Uno estos domingos nuestros, calentanos, llenos de mucho sol y mucha ensoñación, dos amigas armaron viaje y se fueron a uno de nuestros pueblos de la cordillera, dizque a vender libros. Yo sabía que ese era el pretexto para darse su paseíto por las polvorientas carreteras que los domingos se visten de colores y de algarabía, de los campesinos que salen a vender sus productos, de las muchachas que ofrecen ramos de flores y de los que venden a la orilla del camino panches fritos, pescados en el Peralonso esa misma madrugada.
Salir a los pueblos los domingos tiene un encanto especial. Entre semana, los pueblos son solitarios, llenos de tedio. Como decían los arrieros: “allí entre semana se mueren los burros de tristeza”. Pero llega el domingo y todo cambia. Hasta la naturaleza reverdece. Los caminos y las plazas se tiñen de alegría. Las campanas del pueblo repican jubilosas. Las muchachas lucen los mejores yines para mostrar en el parque sus atributos.
Pues bien. Mis amigas del cuento echaron al morral algunos libros, algún mecato, una botella de agua y se fueron rumbo a la cordillera. Salieron temprano, tal vez siguiendo el consejo que yo doy en Ritual del Caminante:
“Camina de madrugada. La brisa/
es más fresca. La luna/
más amarilla y el camino/
más suave. Se puede/
dialogar con la vida. El sereno/
es buen amigo.
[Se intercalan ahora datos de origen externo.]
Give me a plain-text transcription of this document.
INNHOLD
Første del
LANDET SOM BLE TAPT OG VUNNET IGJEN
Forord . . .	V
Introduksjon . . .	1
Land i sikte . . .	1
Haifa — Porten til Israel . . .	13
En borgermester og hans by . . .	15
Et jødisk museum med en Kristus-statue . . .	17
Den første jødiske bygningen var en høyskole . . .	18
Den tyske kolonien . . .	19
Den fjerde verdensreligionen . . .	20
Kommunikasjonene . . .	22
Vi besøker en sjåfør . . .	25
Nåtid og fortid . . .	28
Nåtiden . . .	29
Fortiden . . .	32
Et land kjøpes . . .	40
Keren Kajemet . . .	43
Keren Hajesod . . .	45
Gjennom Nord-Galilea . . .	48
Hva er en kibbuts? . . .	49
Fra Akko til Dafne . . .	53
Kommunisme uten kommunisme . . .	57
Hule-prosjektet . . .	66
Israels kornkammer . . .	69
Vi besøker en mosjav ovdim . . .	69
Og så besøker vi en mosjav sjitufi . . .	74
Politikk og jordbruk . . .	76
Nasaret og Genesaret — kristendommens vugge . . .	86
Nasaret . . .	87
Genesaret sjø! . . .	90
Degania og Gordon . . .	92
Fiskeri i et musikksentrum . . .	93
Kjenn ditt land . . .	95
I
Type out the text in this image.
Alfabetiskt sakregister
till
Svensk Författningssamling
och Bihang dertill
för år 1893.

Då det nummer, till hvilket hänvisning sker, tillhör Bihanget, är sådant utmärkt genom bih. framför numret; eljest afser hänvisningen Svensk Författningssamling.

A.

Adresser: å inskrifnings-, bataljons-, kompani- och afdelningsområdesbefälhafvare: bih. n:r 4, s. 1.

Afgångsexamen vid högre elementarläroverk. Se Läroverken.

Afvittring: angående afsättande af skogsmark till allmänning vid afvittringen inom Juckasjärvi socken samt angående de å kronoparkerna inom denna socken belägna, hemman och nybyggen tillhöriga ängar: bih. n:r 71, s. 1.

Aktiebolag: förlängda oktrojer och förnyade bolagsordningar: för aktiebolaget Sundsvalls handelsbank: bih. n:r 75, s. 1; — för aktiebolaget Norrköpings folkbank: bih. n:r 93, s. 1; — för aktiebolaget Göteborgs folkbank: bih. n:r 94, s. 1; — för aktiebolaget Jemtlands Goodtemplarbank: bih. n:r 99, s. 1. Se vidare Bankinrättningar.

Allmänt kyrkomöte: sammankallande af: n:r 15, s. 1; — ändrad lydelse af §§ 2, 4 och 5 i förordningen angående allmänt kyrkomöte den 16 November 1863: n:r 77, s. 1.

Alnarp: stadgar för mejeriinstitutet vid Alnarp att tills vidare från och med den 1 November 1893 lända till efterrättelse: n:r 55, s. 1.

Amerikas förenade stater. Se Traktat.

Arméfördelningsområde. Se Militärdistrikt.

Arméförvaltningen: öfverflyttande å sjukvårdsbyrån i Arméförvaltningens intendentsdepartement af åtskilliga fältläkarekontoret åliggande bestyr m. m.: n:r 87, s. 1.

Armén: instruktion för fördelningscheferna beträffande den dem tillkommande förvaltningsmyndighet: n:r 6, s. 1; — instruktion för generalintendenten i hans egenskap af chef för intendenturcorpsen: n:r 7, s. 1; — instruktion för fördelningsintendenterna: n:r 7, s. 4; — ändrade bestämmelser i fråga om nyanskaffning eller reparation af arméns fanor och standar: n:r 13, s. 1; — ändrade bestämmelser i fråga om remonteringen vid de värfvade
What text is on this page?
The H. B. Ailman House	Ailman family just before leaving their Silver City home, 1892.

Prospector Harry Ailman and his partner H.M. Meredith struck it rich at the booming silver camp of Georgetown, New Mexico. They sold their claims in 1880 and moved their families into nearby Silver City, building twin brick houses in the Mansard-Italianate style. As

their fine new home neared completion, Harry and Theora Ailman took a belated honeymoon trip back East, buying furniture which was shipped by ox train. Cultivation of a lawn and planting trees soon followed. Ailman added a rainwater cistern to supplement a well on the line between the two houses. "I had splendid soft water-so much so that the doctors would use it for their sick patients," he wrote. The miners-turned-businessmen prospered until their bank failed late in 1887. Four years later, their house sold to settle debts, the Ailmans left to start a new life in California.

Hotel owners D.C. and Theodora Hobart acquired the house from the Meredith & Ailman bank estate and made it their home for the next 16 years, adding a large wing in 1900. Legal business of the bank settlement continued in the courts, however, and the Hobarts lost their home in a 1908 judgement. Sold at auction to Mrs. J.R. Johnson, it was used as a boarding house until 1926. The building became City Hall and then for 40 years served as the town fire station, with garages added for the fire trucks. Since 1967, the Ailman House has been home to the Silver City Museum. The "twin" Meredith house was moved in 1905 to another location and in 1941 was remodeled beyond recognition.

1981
De madrugada/
se puede andar soñando…”
No lo dijeron, pero es fácil imaginarse la alegría y la emoción de ir al campo, de cambiar la ciudad por un rato de naturaleza, de darle un vuelco a la monotonía gris del cemento.
Llegaron al pueblo, hicieron el recorrido de rigor, se metieron a la iglesia, se santiguaron con agua bendita y a las carreras murmuraron alguna avemaría, para luego irse al parquea ofrecer su producto, los libros que llevaban. Las muchachas iban con una sonrisa en los labios y por dentro la seguridad de sus ventas. Pero pasaron las horas y nadie se acercó a su tarantín en busca de libros. Entonces decidieron salirle al toro: Habían comenzado la faena y había que terminarla. Se le metieron al cura a la sacristía quien, conmovido por la insistencia de las alegres pecadoras, accedió a comprarles un libro. De la alcancía de las limosnas dominicales salió el importe del primer texto vendido, un libro de relatos de pueblo. La primera venta estaba hecha.
Buscaron al médico del pueblo, pero el puesto de salud estaba cerrado. Los domingos no debe haber enfermos. Es un día de descanso. La alcaldía, de igual manera, no abrió sus puertas ese domingo. Es una oficina pública, y los domingos los hizo Dios para descansar, no para trabajar.
Alguien, con pinta de profesor, les preguntó qué ofrecían, y pareció interesarse por un libro. Segundo libro vendido. En un almacén, el propietario las recibió muy gentilmente y con mucha gentileza les habló claramente: Mis niñas, aquí nadie lee. Eso no es para nosotros.
Un vendedor de dulces, en una caseta callejera –parecía otro vendedor de los que los domingos viajan a los pueblos-adquirió el tercer y último ejemplar vendido del día.
Las amigas, jubilosas por no haber perdido en forma total el viaje, se alzaron de hombros, buscaron una sombra para devorar su mecato, y regresaron ruidosas, después de haberse dado un chapuzón de cuerpo entero en una hermosa cascada que encontraron al paso.
¡Qué tristeza! Nuestras gentes ya no leen. Se perdió aquella alegría de que nos hablaba Evangelista Quintana, en su hermosa colección de libros de lectura: “La alegría de leer”.